Arief Kamaludin | Katadata
Ilustrasi kegiatan fintech.
Penulis: Miftah Ardhian
Editor: Yuliawati
31/10/2017, 12.44 WIB

Riset The Australian Center for Financial Studies, Monash Business School, menyatakan bahwa pemerintah RI harus terus mendorong perkembangan perusahaan rintisan (start-up) berbasis teknologi finansial (financial technology/fintech) di Indonesia. Executive Director The Australian Center for Financial Studies, Monash Business School Prof. Edward Buckingham mengusulkan agar Indonesia mengikuti jejak India dalam mengembangkan fintech.

"Saya rasa yang lebih menarik buat Indonesia adalah contohnya India karena sektor informal di India sangat besar," ujar Edward saat ditemui di Menara Merdeka, Jakarta, Selasa (31/10). Sedangkan, negara lain dengan fintech yang berkembang seperti Singapura, memiliki perkembangan ekonomi yang lebih maju dari Indonesia.

(Baca: Transaksi Fintech Diprediksi Naik 24% Jadi Rp 249 Triliun Tahun Ini)

Edward menuturkan, pemerintah harus mencontoh komitmen pemerintah India dalam mengembangkan fintech. Perdana Menteri India Narendra Modi pernah berkomitmen akan menggunakan fintech dalam mereformasi di India supaya pemerintahnya dapat mengembangkan potensi rakyat yang belum berpartisipasi 100% dalam ekonomi formal di India.

Riset awal he Australian Center for Financial Studies terkait perkembangan Fintech di Indonesia ini menemukan bahwa fintech yang paling banyak digunakan saat ini adalah terkait peer to peer lending. Edward mengatakan, dalam hal ini Otoritas Jasa Keuangan (OJK) harus membuat aturan yang tidak terlalu ketat tetapi tetap mengutamakan perlindungan dana masyarakat.
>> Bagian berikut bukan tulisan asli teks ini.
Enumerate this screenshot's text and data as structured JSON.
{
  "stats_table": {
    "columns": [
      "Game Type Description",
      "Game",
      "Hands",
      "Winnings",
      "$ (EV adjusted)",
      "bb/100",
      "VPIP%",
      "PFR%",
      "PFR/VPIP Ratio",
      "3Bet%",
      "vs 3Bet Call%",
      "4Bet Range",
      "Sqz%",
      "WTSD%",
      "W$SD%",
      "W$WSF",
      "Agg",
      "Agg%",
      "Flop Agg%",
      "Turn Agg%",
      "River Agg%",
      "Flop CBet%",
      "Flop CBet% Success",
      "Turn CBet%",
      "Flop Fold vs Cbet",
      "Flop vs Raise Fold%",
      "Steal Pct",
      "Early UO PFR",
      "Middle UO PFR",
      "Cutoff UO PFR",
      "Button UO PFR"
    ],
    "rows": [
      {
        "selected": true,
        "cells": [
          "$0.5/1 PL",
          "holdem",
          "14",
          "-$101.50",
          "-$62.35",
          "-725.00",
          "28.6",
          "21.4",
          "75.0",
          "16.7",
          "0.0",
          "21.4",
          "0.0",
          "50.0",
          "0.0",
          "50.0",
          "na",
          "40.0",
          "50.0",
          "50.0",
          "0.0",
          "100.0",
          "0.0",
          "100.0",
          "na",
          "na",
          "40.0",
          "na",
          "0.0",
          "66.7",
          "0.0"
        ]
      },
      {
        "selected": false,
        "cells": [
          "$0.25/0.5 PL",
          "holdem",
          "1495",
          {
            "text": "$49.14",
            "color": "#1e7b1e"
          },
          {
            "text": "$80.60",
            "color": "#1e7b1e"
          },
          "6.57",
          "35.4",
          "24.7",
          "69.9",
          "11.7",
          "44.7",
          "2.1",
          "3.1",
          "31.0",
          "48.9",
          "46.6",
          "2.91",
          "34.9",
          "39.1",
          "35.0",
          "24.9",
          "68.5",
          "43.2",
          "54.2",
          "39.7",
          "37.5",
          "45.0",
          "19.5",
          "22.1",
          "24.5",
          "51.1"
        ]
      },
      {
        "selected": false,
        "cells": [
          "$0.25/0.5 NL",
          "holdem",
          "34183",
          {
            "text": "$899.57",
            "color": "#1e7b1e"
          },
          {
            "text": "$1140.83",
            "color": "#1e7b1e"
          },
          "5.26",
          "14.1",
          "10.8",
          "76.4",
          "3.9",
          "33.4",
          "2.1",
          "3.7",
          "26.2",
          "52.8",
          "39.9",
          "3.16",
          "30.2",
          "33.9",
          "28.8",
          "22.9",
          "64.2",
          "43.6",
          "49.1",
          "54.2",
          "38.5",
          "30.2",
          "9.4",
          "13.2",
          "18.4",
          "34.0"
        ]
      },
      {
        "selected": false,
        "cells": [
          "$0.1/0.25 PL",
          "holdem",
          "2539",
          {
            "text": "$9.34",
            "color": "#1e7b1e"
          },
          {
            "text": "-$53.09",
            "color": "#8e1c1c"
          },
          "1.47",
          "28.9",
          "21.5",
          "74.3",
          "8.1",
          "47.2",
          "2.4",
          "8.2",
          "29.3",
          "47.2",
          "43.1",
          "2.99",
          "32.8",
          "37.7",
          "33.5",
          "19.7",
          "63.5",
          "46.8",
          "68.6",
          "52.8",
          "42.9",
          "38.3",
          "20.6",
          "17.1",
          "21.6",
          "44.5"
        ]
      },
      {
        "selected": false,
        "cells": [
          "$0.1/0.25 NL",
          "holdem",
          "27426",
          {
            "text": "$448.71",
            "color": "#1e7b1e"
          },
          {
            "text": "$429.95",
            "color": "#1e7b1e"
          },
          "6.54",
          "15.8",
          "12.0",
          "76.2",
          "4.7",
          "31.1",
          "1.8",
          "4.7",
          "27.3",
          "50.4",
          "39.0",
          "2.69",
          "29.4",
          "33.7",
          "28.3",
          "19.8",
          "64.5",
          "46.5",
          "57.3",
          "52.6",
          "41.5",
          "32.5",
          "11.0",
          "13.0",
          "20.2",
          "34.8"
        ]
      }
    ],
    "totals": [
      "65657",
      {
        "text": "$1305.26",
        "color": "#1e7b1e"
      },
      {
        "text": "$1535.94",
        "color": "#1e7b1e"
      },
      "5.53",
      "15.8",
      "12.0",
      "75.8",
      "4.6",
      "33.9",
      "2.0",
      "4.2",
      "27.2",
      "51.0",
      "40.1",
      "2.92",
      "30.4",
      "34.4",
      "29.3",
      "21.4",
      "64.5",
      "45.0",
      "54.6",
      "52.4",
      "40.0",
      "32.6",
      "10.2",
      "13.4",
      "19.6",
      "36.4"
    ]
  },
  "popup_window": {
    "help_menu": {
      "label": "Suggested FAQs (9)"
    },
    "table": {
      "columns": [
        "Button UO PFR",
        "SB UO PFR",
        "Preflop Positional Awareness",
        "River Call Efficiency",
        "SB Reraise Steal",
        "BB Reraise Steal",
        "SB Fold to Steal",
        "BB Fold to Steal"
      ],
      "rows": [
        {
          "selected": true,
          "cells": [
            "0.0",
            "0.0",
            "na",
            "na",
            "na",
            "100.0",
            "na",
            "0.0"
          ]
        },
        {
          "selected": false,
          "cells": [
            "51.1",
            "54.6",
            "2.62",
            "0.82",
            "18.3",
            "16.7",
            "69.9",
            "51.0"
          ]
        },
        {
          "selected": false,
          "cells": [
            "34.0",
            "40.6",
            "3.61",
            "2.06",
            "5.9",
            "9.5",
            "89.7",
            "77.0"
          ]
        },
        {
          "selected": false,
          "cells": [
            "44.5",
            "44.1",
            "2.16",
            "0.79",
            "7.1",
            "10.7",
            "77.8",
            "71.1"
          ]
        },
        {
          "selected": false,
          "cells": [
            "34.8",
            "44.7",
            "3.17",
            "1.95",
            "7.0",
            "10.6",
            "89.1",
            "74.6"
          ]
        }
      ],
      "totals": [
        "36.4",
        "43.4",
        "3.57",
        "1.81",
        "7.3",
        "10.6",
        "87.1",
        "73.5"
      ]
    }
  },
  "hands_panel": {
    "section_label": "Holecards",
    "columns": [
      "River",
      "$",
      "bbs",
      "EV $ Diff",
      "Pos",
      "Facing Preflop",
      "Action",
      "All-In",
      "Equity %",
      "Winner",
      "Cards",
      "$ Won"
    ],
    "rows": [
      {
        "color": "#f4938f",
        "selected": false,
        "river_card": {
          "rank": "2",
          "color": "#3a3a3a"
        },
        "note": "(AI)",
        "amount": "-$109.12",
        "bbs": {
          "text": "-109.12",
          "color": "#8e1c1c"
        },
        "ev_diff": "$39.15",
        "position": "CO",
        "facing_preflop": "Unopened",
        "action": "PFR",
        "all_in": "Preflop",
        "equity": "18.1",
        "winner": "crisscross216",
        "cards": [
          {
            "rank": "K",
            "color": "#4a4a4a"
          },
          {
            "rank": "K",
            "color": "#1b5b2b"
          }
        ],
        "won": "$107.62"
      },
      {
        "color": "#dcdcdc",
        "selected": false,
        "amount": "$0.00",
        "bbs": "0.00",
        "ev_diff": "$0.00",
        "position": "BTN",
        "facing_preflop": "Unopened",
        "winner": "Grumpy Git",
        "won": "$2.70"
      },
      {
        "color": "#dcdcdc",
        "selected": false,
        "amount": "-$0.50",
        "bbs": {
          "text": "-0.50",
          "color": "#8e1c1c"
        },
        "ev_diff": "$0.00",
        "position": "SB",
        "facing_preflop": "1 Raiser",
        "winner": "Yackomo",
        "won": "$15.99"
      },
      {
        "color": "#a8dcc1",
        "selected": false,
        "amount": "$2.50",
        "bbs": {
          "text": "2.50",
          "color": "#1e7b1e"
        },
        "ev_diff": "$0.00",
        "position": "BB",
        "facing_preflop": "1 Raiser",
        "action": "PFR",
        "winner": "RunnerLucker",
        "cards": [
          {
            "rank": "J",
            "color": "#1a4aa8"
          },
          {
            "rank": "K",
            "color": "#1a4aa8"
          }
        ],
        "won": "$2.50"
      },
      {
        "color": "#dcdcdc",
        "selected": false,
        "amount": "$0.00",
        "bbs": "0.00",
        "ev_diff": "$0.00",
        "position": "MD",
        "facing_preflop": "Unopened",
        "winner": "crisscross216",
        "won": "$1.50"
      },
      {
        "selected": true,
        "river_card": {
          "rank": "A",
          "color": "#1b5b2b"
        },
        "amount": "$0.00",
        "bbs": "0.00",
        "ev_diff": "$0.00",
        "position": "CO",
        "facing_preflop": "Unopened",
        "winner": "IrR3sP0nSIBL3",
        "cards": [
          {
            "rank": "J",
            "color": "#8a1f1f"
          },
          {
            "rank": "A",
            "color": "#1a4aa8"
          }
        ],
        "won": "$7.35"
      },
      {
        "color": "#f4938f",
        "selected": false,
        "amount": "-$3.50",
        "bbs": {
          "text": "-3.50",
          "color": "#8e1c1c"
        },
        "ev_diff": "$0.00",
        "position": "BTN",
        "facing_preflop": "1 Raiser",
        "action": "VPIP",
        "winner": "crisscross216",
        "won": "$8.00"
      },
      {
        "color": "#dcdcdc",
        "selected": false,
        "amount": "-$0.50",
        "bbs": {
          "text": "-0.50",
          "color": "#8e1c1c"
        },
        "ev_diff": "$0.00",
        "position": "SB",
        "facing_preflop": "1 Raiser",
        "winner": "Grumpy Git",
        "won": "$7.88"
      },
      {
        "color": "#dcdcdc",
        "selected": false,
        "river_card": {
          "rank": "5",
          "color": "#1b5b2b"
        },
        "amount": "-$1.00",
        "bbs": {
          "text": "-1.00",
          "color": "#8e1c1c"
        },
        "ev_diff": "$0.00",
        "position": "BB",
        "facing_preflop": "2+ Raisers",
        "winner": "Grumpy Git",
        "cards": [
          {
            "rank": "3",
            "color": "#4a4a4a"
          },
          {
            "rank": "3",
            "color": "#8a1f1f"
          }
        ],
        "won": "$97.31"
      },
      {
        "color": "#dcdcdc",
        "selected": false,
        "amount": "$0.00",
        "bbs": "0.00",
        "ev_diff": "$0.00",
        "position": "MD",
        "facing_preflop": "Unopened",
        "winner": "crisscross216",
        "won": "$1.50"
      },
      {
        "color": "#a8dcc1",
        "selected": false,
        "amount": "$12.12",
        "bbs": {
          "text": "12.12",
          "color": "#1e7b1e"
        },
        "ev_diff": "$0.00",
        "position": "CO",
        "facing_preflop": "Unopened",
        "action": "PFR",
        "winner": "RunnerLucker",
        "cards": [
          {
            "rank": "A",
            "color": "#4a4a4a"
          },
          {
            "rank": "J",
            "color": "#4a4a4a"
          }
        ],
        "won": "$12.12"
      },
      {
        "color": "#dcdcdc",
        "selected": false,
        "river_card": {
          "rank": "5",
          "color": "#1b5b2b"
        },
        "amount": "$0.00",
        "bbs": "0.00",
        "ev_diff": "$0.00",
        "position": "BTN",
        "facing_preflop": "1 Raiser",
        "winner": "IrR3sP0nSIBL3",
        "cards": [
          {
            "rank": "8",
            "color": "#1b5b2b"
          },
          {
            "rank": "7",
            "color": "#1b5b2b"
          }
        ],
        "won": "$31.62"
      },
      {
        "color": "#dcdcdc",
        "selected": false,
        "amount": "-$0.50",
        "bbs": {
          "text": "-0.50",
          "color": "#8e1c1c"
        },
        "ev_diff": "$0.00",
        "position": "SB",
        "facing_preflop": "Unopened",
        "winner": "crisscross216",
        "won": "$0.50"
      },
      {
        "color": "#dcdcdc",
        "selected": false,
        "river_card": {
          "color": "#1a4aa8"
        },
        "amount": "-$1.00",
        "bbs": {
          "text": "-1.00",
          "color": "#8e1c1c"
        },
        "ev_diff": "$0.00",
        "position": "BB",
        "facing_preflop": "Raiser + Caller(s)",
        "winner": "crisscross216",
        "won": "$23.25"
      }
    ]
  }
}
(Baca: OJK Ungkap Alasan Tak Atur Ketat Bunga Fintech Pinjam Meminjam)

Edward pun mengatakan, sebaiknya fintech ini dibiarkan terus berkembang secara kuantitas maupun kualitas. Tidak hanya membuat empat hingga lima perusahaan saja yang mendominasi.

Menurut dia, adanya beberapa fintech yang berguguran dapat dijadikan pembelajaran untuk menerapkan aturan-aturan yang lebih tepat. Selain, mengurangi risiko terjadinya gangguan ekonomi apabila dana yang dikelola terlalu besar.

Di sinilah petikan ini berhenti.